Friendship Cemetery Sections

The sections I describe in my cemetery enumeration are my own definitions, and may not always be completely clear looking at the cemetery. I hope, once they are understood, that they will be useful in locating graves.

Friendship sections
Friendship sections

New West Section – Yellow
North Section – Cyan
Hillside Section – Green
Old Middle Section – Violet
Old Southeast Section – Indigo

New West Section

The section west of the road, containing only modern granite headstones and graves placed since 1960. Eastern border is ridge, extended north; northern border is line extending east from end of white stone wall.

North Section

Directly across road from church to the east. Northestmost part of section stands on ridge, with steps leading up. Land slopes gradually down to south to meet Hillside Section. Section continues back to east. Third oldest section of the cemetery, with graves ranging from 1870s to 1950s, with occasional burials today.
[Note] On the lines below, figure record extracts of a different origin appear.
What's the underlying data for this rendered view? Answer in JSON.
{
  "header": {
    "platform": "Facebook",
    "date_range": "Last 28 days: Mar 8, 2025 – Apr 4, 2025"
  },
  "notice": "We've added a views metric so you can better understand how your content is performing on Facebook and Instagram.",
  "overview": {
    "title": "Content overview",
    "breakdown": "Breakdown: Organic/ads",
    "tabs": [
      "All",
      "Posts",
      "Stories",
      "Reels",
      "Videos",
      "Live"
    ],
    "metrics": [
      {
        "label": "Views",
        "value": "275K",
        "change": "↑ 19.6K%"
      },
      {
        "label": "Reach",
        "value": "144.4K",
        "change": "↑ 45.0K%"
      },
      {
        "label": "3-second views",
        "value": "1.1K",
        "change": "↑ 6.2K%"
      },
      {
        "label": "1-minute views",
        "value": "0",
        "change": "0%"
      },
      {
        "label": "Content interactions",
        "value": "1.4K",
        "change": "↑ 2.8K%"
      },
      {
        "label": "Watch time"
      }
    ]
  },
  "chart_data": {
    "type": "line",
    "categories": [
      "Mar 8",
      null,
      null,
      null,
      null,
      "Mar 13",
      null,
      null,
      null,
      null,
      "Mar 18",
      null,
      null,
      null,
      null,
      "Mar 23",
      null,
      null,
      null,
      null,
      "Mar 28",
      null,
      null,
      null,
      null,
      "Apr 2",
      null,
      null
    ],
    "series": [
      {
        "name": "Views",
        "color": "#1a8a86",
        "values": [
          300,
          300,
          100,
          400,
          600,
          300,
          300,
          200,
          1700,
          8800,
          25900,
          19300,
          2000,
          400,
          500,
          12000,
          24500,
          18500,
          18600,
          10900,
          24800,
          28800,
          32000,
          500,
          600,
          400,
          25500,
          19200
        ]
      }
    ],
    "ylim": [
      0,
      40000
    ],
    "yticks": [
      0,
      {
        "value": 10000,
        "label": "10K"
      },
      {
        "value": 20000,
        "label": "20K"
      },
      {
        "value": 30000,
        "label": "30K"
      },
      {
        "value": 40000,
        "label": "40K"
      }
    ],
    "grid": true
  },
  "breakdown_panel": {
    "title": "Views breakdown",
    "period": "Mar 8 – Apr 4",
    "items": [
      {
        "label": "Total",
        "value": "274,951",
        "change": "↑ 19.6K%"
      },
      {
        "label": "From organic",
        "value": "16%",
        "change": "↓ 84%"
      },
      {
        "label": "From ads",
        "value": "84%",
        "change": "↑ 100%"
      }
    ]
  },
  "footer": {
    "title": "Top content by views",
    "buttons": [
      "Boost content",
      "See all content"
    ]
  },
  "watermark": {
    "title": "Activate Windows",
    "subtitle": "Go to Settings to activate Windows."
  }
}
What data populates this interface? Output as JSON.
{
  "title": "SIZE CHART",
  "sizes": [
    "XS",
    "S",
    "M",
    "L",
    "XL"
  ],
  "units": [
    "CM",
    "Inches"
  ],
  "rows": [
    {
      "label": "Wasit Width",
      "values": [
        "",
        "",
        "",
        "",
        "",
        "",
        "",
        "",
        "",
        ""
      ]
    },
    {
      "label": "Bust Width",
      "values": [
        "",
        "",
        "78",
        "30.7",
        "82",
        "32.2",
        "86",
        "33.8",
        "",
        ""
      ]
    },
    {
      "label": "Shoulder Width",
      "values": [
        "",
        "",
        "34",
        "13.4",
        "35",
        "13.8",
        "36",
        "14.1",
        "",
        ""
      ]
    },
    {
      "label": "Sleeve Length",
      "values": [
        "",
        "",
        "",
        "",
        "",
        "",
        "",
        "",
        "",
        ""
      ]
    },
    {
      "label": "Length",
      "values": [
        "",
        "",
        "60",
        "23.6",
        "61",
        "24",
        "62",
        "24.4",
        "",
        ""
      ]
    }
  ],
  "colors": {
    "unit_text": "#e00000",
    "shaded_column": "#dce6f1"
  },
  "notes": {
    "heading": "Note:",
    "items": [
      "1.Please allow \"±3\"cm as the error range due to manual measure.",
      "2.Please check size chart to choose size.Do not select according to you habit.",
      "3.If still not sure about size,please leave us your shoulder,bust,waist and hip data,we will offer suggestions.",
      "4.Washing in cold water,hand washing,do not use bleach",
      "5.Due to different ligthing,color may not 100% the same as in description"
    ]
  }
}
Hunter and Templeton Plots

Two distinct burial plots surrounded by stone borders, at southern end of North Section.

Hillside Section

Occupies narrow swath on side of ridge. Begins at north where the ridge becomes high enough not to be able to walk up it; I draw the line delimiting the Hillside Section from the North Section from the eastern edge of the Hunter Plot. The first burials here took place in the 1910s. I include several burials in this section as part of the Southest Section, based on dating and other characteristics.

Old Middle Section

Begins at north where North Section gives way to uneven rows on older markers, and continues to south until it reaches long gaps. The eastern edge of the Hunter Plot draws a line that roughly delimits the North Section from the Middle Section. At its western end, the Middle Section encompasses several regular rows of sandstone markers; at its eastern end, the Middle Section includes several rows of graves making up a plot, of the Howell and McDonald families, beneath a grove of ancient cedar trees. The first rows of what is considered the Middle Section include the few graves that fall between the Hunter and Templeton plots. Graves dated the 1850s to the 1890s.

Old Southeast Section

Oldest section of the cemetery, with marked graves dating from 1831 to the 1860s. Occupies topmost of hill that begins with the ridge in the lower part of the cemetery. Western edge is roughly the county line; extends to the edge of the church’s property to east. I believe this section to have been completely filled up, at least to the satisfaction of the nineteeth-century church. The cemetery then moved north.